Guiding Lights final spreads

GRACE DARLING:

‘THE GIRL WITH THE WINDSWEPT HAIR’
(1815 – 1842)

“Grace Horsley Darling was the seventh of nine children born to William and his wife Thomasin … The Darling family moved to the new lighthouse in 1826, when Grace was ten years old.

William’s father had also been a lighthouse keeper, so the job was in his blood, and Grace’s entire life had been spent at lighthouses. Her pets were ducks and puffins, and she learned to row at a young age. Grace loved the sea and knew it well. She didn’t attend school, but she was taught by her father — not only academic subjects, but also how to study the sea and wildlife to predict weather patterns, and how to tend the light.”

The Forfarshire Wreck

On the 7th of September 1838 a storm was raging, and at 4 o’clock in the morning 22-year-old Grace Darling spotted a ship in trouble from her bedroom window on the third story of Longstone Lighthouse. After waking her parents, she spent the rest of the night keeping watch with her father and waiting for the morning light.

Once dawn broke, they could see survivors scrambling on the rocks 600 yards offshore. Her father was reluctant to make the treacherous journey but Grace convinced him that they had to try and save any survivors. By the time Grace and her father could reach the rock there were only 9 people alive, too many for a single crossing – her father went back for the rest while Grace stayed at the light house and tended to the wounded.

Grace Darling at the Forfarshire, painted by Thomas Musgrave Joy.

When word reached the mainland of Grace’s heroic role in the Forashire rescue she became a celebrity overnight. Reporters made the journey out to Longstone to speak with her, her portrait was painted and sold, even clippings of her hair were requested – so much that Grace joked she would go bald.

Grace and her father were even awarded a medal of bravery from Queen Victoria herself.

Read more about Grace’s life and women like her in Guiding Lights: The Extraordinary Lives of Lighthouse Women 

Guiding Lights final spreads

IDA LEWIS:

‘THE BRAVEST WOMAN IN AMERICA’
(1842 – 1911)

“In the same year that Grace Darling departed this world, another lighthouse heroine entered it. Idawalley (Ida) Zoradia Lewis was born in February 1842 in Newport, Rhode Island. When she was eleven her father Hosea, a former sea captain, became the first keeper of Lime Rock, a tiny, barren island located almost a mile off the coast.

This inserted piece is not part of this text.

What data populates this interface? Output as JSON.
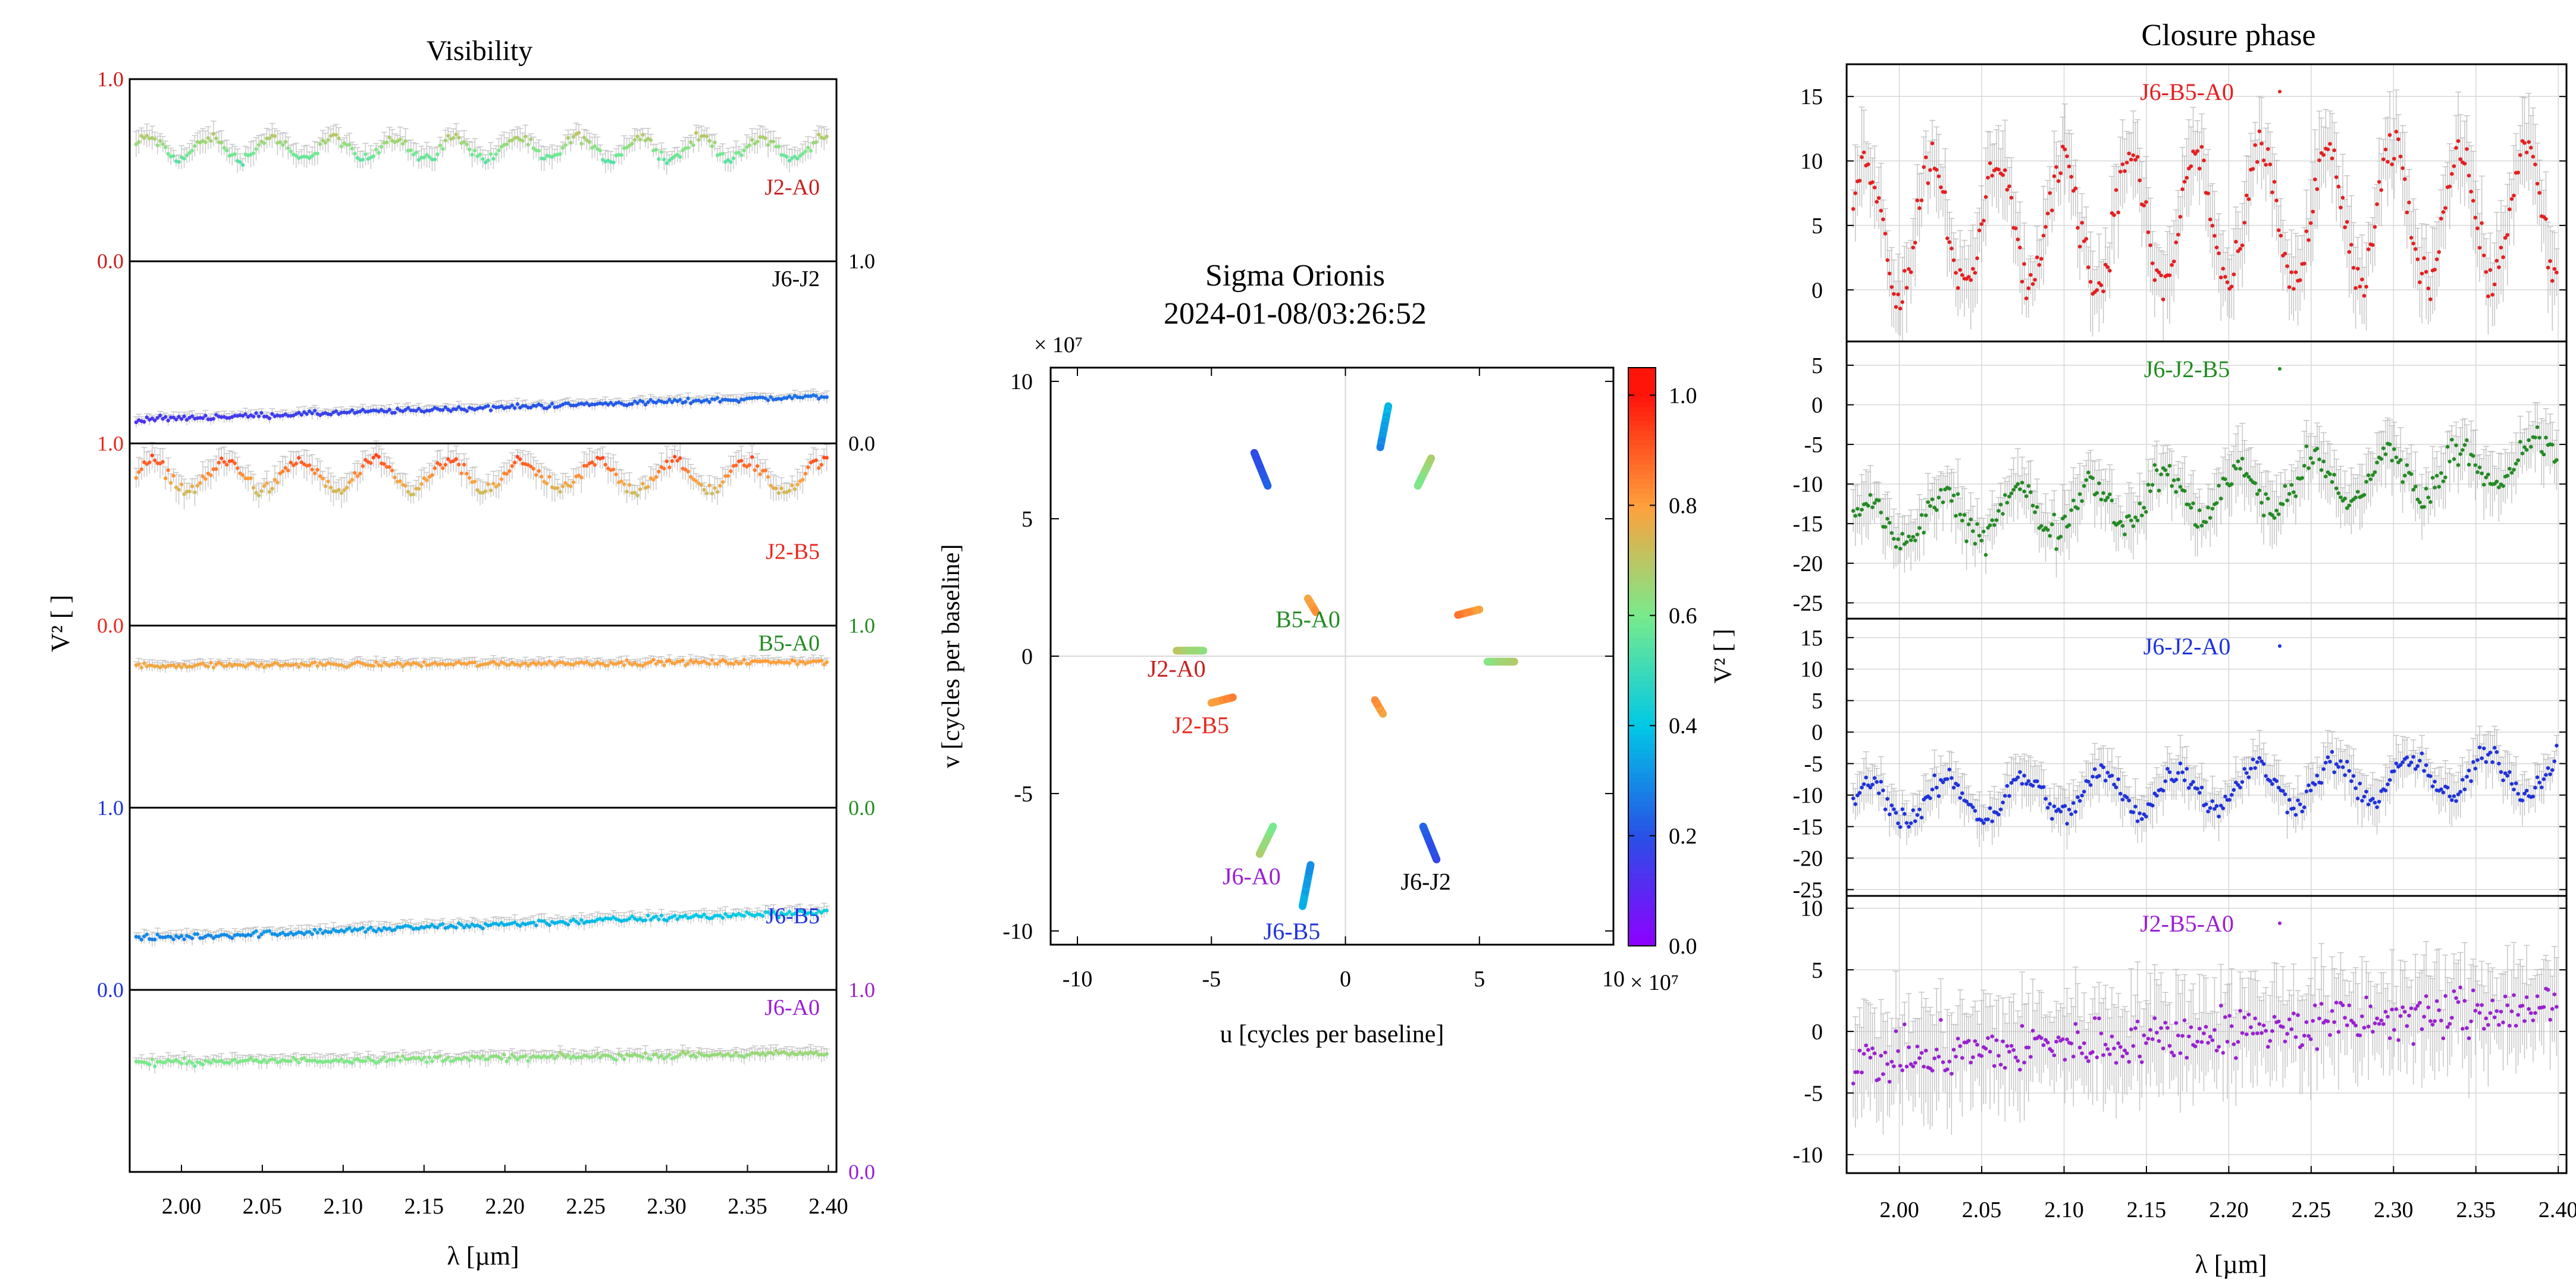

Just four months after their move to Lime Rock, Hosea suffered a severe stroke, leaving him partially paralyzed and no longer able to perform his lighthouse duties. The role instead fell to Ida and her mother, Zoradia. They had to fill the lamp with oil (initially whale oil, then lard oil) at dusk and again at midnight, trim the wick, polish the reflectors of the sixth-order Fresnel lens (the smallest lens at the time) and extinguish the light at sunrise. They also had to keep up to date with copious paperwork, including daily weather and lighthouse reports.

Ida had to take over other family responsibilities as well, including rowing her younger siblings to and from school across the channel every day.”

 

Ida Lewis on the cover of Harper’s Weekly, 1869.

At the age of sixteen-years-old, Ida completed her first of many row boat rescues. From the few depicted in Guiding Lights, Ida saved ten men and one sheep with very little appreciation shown by any of them – at least until the media caught wind of her heroic feats in 1869. From there Ida became a celebrated household name, ‘America’s Grace Darling’ – but there was some uneasy debate about whether it was ‘unfeminine’ for her to row a boat.

 

“Ida retorted that there was nothing unfeminine about saving people’s lives.”

 

Ida spent 54 years at Lime Rock and was the most famous lightkeeper of her time, due to both her gender and her many daring rescues. She had no children; instead, she said, ‘the light is my child’.14 She is believed to have saved the lives of dozens of people, but the official count is eighteen because many earlier rescues were not recorded at the time. Ida was a matter-of-fact person who believed it was all part of the job, and she never wrote down personal accounts of her daring feats. Indirectly, she saved countless lives — not only the people she fished out of the water, but those she protected by keeping the light burning night after night, year after year.